Reportagem de Patrícia Pasquini e Karime Xavier na Folha de São Paulo

https://www1.folha.uol.com.br/equilibrioesaude/2025/10/mulheres-contam-como-superaram-abandono-dos-parceiros-apos-diagnostico-de-cancer-de-mama.shtml

quinta-feira, 23 de outubro de 2025

A presença de alguns opioides no Brasil ainda é mal documentada

Dr. Drauzio Varella alerta

Ao chegar no país, o crack encontrou jovens desprevenidos
Campanhas devem alertar sobre o risco dessas substâncias

Obtido a partir da papoula, o ópio teria surgido na Mesopotâmia há mais de 5.000 anos. No século 19, os ingleses promoveram duas guerras contra a Chinapara assegurar a si o direito infame de comercializá-lo no território chinês, como parte de uma estratégia de dominação colonial.
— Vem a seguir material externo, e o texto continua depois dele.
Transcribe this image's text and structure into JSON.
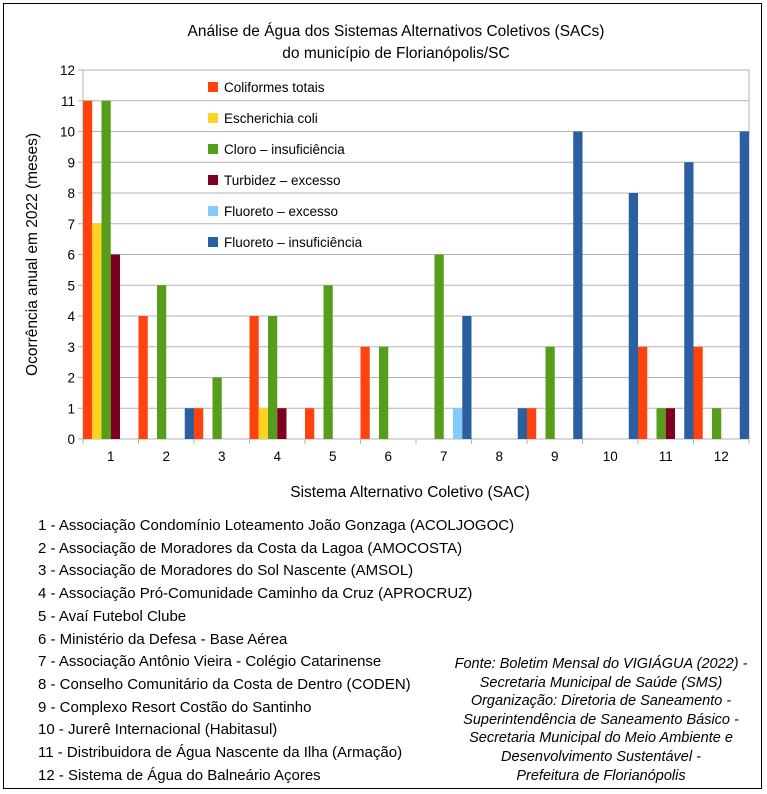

No início dos anos 1900, os alemães extraíram o princípio ativo: a morfina, largamente empregada com os feridos das guerras mundiais e na medicina moderna para tratamento de dores rebeldes. É um analgésico potente, de baixo custo e com toxicidade bem conhecida, qualidades importantes no uso clínico.


Em 1897, foi sintetizado outro derivado: a heroína, nome dado pela sensação de euforia e poder provocada por ela. Em 1927, o laboratório alemão Merck lançou-a no comércio, indicada como analgésico para crianças e adultos.

Na Europa e nos Estados Unidos a disseminação do uso recreativo nos grandes centros urbanos criou um problema grave de saúde pública. As propriedades viciantes da heroína guardam relação com a abstinência. As crises provocam quadros de ansiedade incontrolável que impedem o dependente de executar as tarefas diárias. Como acontece com outras drogas psicoativas, o uso continuado leva à tolerância, fase em que o usuário já nem sente prazer, mas chega ao desespero quando falta a dose seguinte.

Nos programas de tratamento da dependência, os médicos prescrevem outro derivado do ópio, a metadona, com a finalidade de aplacar os sintomas da abstinência de heroína e tirar o dependente das garras do traficante. Na verdade, substituem um opioide por outro.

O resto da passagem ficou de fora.